In a role reversal, the sitter of these works inhabits power over the maker, and a fine balance is found between art and representation. Unlike the heavy stylization applied by Banksy and Warhol, Levine cherishes the fine detail of his subject, and maintains this finesse throughout his works, even those most recently abstracted. By choosing to dress the Queen with the 1820 Diamond Diadem (her coronation crown) and an ermine cloak, Levine recognizes the historical tradition of royal portraiture. While the artist holds the brush, it is the gravitas held by his muse that prevails throughout.

David HockneyCelia with Chair (M.C.A.T. 306), 1986. Evening & Day Editions London.
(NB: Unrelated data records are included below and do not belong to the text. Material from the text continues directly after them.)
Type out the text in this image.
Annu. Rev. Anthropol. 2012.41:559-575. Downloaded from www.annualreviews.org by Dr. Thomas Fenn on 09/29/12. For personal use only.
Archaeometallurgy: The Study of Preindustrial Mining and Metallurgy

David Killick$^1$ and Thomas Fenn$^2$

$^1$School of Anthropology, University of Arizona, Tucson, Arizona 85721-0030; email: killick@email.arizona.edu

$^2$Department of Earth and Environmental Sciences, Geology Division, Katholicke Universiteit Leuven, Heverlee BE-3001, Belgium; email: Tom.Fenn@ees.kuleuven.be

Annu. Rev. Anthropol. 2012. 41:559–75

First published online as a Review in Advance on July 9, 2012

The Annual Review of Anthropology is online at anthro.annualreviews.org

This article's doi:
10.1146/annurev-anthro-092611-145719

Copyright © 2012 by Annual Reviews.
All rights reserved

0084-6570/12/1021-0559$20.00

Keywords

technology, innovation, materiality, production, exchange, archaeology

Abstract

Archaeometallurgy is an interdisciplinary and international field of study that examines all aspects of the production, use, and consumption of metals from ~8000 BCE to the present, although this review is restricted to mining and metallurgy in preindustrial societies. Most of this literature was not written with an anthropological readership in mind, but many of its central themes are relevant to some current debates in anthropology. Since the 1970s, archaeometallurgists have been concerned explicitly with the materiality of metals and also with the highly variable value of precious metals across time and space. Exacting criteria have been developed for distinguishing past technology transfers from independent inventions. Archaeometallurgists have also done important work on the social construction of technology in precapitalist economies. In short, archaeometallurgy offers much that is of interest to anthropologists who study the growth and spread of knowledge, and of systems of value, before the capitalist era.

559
Celia Birtwell and David Hockney

“I always try to dress up for him,” says Celia Birtwell on modeling for David Hockney. After being best man at textile designer Celia Birtwell and fashion designer Ossie Clark’s wedding in 1969, Hockney found a muse in his life-long friend. While Celia says she was initially terrified of sitting for Hockney, she has since become as much associated with Hockney as swimming pools. Most famously appearing in Hockney’s seminal painting Mr and Mrs Clark (1971), she permeates his oeuvre as a subject in all mediums, including approximately thirty prints, such as Celia with Chair [Lot 216].

Tracking the images of Celia made by Hockney delves into not only his stylistic evolution but also his welcoming of new making techniques. Embracing her as muse, Hockney has shown her in large scale “classic” paintings, fragmented cubist compositions, delicately etched single portraits, and even copy machine prints. Their friendship grew with every sitting, which were surprisingly quiet – the experience was “very serious,” she says, and that she often now hears the sounds of a lapping Los Angeles swimming pool or the rustle of the trees in London when looking at the images herself. In contrast to the fame surrounding the muses of artists past, Hockney proves to us all that inspiration can be around any corner.